I found this book both enjoyable, for it was well written and researched, and at the same time annoying because of the actions and attitudes of Vanessa’s sister, Virginia. Of course, the Vanessa and Virginia that are portrayed here are none other than the Stephen sisters who later become Vanessa Bell, the painter and Virginia Woolf, the writer. This book is extremely well-written and I enjoyed it immensely.
While the book itself is not objectionable, I had a really hard time with the absolute narcissistic, needy Virginia. This is not a book to read if you have put Virginia Woolf on any kind of pedestal, as the Virginia that we are shown through this book is a woman who has been coddled and treated with kid gloves all her life. There is one passage where Vanessa writes that her parents told her when she and Virginia were young, that because Virginia was so special, she did not need to follow the prescripts of “normal” behavior. You are left wondering if Virginia would have fared better if she had been held to “normal” behavior from a young age.
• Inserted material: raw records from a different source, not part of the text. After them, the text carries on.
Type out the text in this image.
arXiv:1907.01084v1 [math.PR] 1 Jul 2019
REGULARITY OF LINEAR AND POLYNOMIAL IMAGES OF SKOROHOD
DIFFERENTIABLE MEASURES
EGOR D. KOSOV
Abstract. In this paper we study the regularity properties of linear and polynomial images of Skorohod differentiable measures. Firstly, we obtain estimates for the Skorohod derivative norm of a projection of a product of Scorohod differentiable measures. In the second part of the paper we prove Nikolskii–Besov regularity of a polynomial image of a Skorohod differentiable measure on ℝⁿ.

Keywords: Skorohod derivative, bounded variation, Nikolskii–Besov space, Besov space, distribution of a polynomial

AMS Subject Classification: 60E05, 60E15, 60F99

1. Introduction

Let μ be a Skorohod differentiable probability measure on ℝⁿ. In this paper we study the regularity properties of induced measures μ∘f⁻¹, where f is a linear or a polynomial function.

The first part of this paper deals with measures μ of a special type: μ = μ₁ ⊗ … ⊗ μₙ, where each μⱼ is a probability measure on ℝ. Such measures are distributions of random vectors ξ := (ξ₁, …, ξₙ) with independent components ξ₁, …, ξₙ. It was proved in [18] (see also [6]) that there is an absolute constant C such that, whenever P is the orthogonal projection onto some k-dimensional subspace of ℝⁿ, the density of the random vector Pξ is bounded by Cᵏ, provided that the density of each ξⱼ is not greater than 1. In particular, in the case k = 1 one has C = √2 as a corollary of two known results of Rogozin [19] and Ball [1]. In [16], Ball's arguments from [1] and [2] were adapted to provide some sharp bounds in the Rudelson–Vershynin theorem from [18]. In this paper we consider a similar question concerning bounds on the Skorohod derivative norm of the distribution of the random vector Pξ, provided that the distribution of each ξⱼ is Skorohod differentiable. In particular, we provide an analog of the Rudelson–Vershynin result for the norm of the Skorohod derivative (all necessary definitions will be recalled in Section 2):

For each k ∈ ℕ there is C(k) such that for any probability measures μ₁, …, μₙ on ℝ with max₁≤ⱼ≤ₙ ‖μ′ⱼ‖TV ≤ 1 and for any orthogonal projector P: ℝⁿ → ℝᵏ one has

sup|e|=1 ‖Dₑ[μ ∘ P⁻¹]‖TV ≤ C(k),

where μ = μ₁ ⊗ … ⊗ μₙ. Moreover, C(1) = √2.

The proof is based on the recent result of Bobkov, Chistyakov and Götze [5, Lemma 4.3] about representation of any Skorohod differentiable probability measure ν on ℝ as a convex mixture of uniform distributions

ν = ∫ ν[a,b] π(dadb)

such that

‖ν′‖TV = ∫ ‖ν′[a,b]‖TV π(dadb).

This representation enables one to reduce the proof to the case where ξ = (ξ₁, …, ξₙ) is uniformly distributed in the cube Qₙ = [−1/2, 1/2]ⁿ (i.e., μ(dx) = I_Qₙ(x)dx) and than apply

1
The book has as its focus the story of Vanessa, and I found this story to be riveting. At the risk of revealing too much, Virginia basically does her level best to ruin Vanessa’s life. That Vanessa doesn’t let her life be ruined by her own sister’s betrayal of trust is a testament to the strength of will that Vanessa possessed. Vanessa comes across as the “best” of the two sisters, and a hero in her own right. As the Author’s Notes state, Vanessa Bell went on to become a well-respected artist whose paintings now hang in Museums around the world. A very good book and one that I highly recommend!